The overhead squat is a difficult movement. It requires stable shoulder girdles, an open chest, thoracic spine extension, mobile hips and strong glutes, and the ability to squat well below parallel without the lumbar spine buckling into flexion.
As it happens, these specific capacities and joint functions are limited in most people. This is why the overhead squat is such a good assessment tool. With one movement you see hip dysfunction, limited thoracic extension, and shoulder girdle restrictions.
We use a reverse squat with a bar suspended from bands as a way to overcome a lot of these inefficiencies and groove the squat pattern.
The Setup
We use orange Elite Fts bands looped over pins in our squat rack. If you don’t have a rack that will work for this you can just as easily loop the bands over a pullup bar. Then, just pass the bar through the bands.
You’ll have to experiment with band tension depending on bar height and the bodyweight of the person using it. You can also have a spotter lean a little weight on the bar if your lifter is having a hard time getting all the way to the bottom of the squat.
This movement serves several purposes:
Psoas Activation and Strengthening
This is one of the most important actions. The psoas originates at the last vertebrae of the thoracic spine and each of the lumbar vertebrae. It serves to flex the hip and stabilize the lumbar spine. In deep hip flexion, such as a squat, it serves to anteriorly tilt the pelvis and prevent the lumbar spine from buckling into flexion.
The vast majority of Americans have excessively tight, chronically shortened hip flexors due to the lengthy amounts of time spent in the sitting position. This has a number of significant negative postural implications and it’s important to address these by actively stretching and mobilizing the hip flexors in most cases.
The psoas, however, is often an exception. While the other hip flexors generally need very little relative strengthening, the psoas is frequently inhibited and weak. This means that during high hip flexion such as sprinting, jumping or kicking the pelvis must tilt posteriorly and excessive spinal flexion is substituted for clean hip flexion. This creates an “energy leak” at the spine and sets the athlete up for injury.
By allowing the spine to flex and the pelvis to fall into posterior tilt, weak psoai (yes, that’s plural for psoas) shorten the glutes and hamstrings, effectively limiting the amount of force they can generate from the bottom of the squat.
An inactive, weak psoas is often implicated in compensatory problems with other muscles of the hip. Often, the rectus femoris or TFL will become tight and overactive as they attempt to pick up the slack left by a poorly functioning psoas. This can lead to poor hip function and several different flavors of knee pain.
This reverse squat movement requires you to pull yourself down into the squat position with the psoas muscles. As you drop down, forcefully contract them as you push your hips further back and maintain a slight arch in your spine. You’ll feel your psoai lighting up as they contract. This is an important component of a deep, stable squat.

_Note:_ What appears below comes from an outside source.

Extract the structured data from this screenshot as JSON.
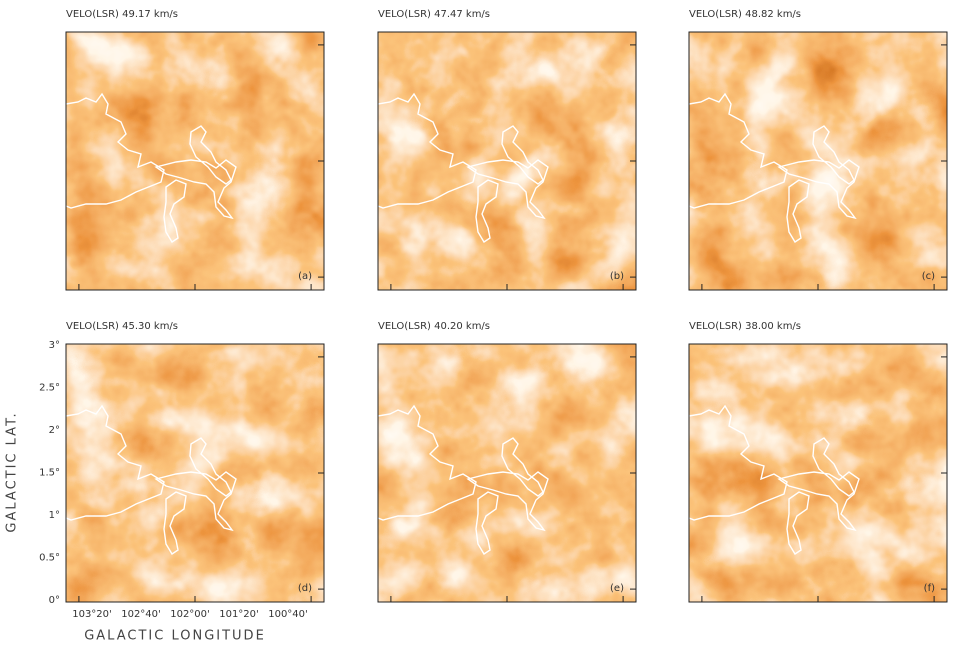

Lower Trap Activation and Strengthening
The lower traps are a commonly weakened and neurologically inhibited muscle. They are also crucial for stabilization and function of the scapulae. In the overhead squat, they are an important component of depressing the scapulae and working along with the upper traps and serratus anterior to produce the upward rotation of the scapulae necessary for safe overhead lifting.
As you drop into the activation squat, keep your chest high and actively squeeze your shoulder blades down as hard as you can. This will activate the lower traps and promote clean, stable upward rotation of your scaps.
Hip Mobilization
Not many people have the hip mobility to drop into a deep squat. One of the problems with trying to progress into a full squat is that limited hip mobility will cause you to fall over backward before you can get there. This can be remedied by simple grabbing onto something in front of you for balance. This will give you the freedom to push your hips back and down, deeper into the squat, without tipping over backwards.
Having a bar held overhead to hold onto allows you to drive your hips back, mobilizing your hips in the same pattern you’ll be using in the overhead squat.
Thoracic Extension
Another very common postural flaw is limited mobility at the thoracic spine. Thoracic mobility is one of those things that we really can’t have enough of.
In many people, extension at the thoracic spine is replaced by extension from their lumbar spine. This in itself is dangerous to the discs of the spine. Further, what often happens in the overhead squat is that these people also lack hip mobility and psoas function and as they descend into the squat they lose their lumbar extension as the pelvis tilts posteriorly. With no more lumbar extension and an immobile t-spine, the bar will be way too far ahead of the lifters center of gravity and come crashing down in front of them.
By forcefully contracting the lower traps, psoai and abs in the bottom of the squat with a high, open chest you can actively mobilize your thoracic spine and improve it’s ability to extend.